第90章 無限城
「幸せになれるでしょうか?」
宇那手は処置を終え、目を伏せた。
「私は許されるでしょうか? 添い遂げると決めた殿方がいながら、化け物に身体を委ねた私が、幸せになれるでしょうか?」
「義勇は⋯⋯君の幸せを願っている⋯⋯。生きて欲しいと⋯⋯」
産屋敷の言葉を聞き、宇那手は憂いを帯びた笑みを返した。
「あの人が私を許してくださるのなら、必死に生きて、死にます。⋯⋯夜明けですね」
彼女は東の空を眺めた。
「戻らなければ。
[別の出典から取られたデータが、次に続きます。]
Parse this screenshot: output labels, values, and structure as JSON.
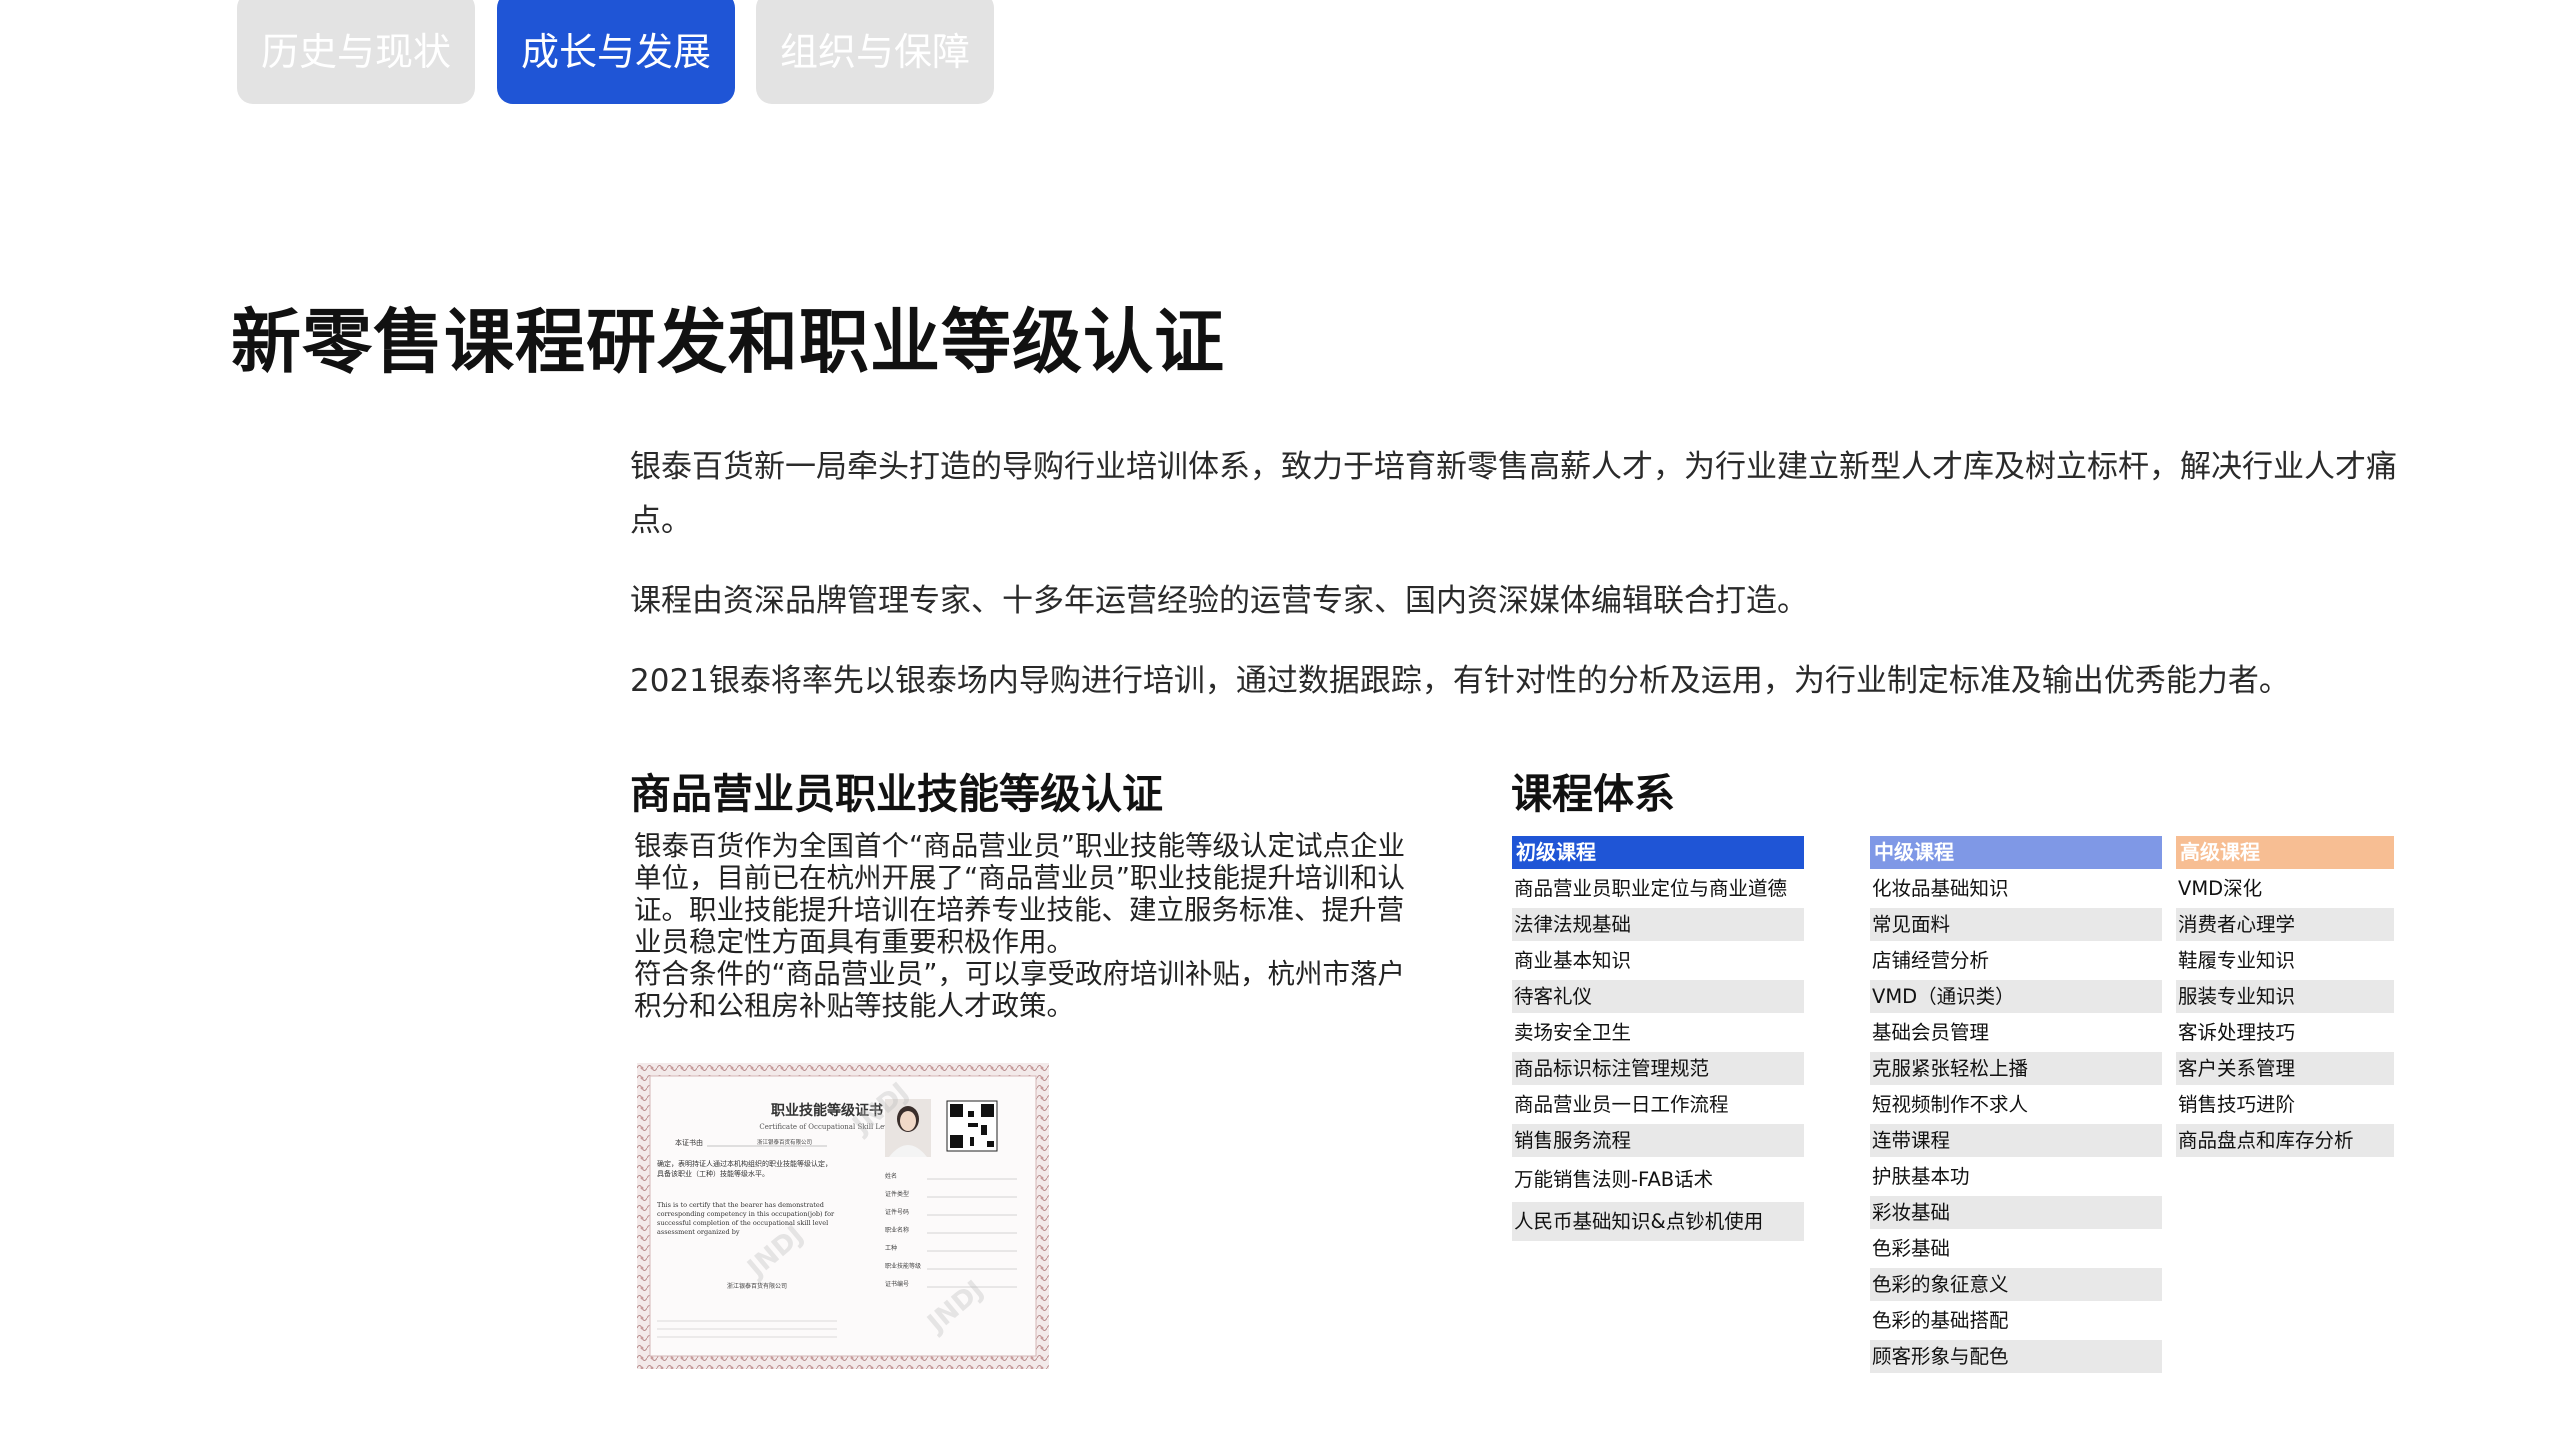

⋯⋯桜里と香川には、鴉の命令を無視する様に指示を出しています。二人には、弱い隊士を鬼舞辻と反対方向に退避させる様、命じてあります。市街地での一斉攻撃については、藤原に指示を出してあります。多少座標にずれがあっても対処可能です。私は⋯⋯柱と共に、鬼舞辻を殺します。必ず」
「火憐さん」
あまねは、実の子供にそうする様に、宇那手をきつく抱きしめた。
「貴女のことは、本当の家族の様に思っています。武運長久を祈ります」
「⋯⋯ありがとうございます。最期まで、お側にいます。姿を見せる事は叶いませんが、すぐ傍にいます」
宇那手は一礼し、屋敷を飛び出した。すぐに琵琶の音が脳裏に響き、無限城に連れ戻されていた。
「見つけましたよ」
彼女は鬼舞辻に刀を差し出した。
「これは、私が最期に受け取るはずだった物です」
「良くやった。産屋敷の様子はどうだ?」
「今にも死にそうでした。延命措置をしましたよ。貴方が殺せる様に」
その発言に、鬼舞辻は顔を引き攣らせた。宇那手はクスリと笑った。
「貴方は案外常識人なのですね。私の行動は狂っているとしか言い様が無いですが、貴方の望む様にしただけです」
「お前は悪くない」
「産屋敷も、同じ様な事を私に言いましたよ。⋯⋯あの人は、殺されても構わないと思っている。妻もです」
宇那手は少し首を傾けて微笑んだ。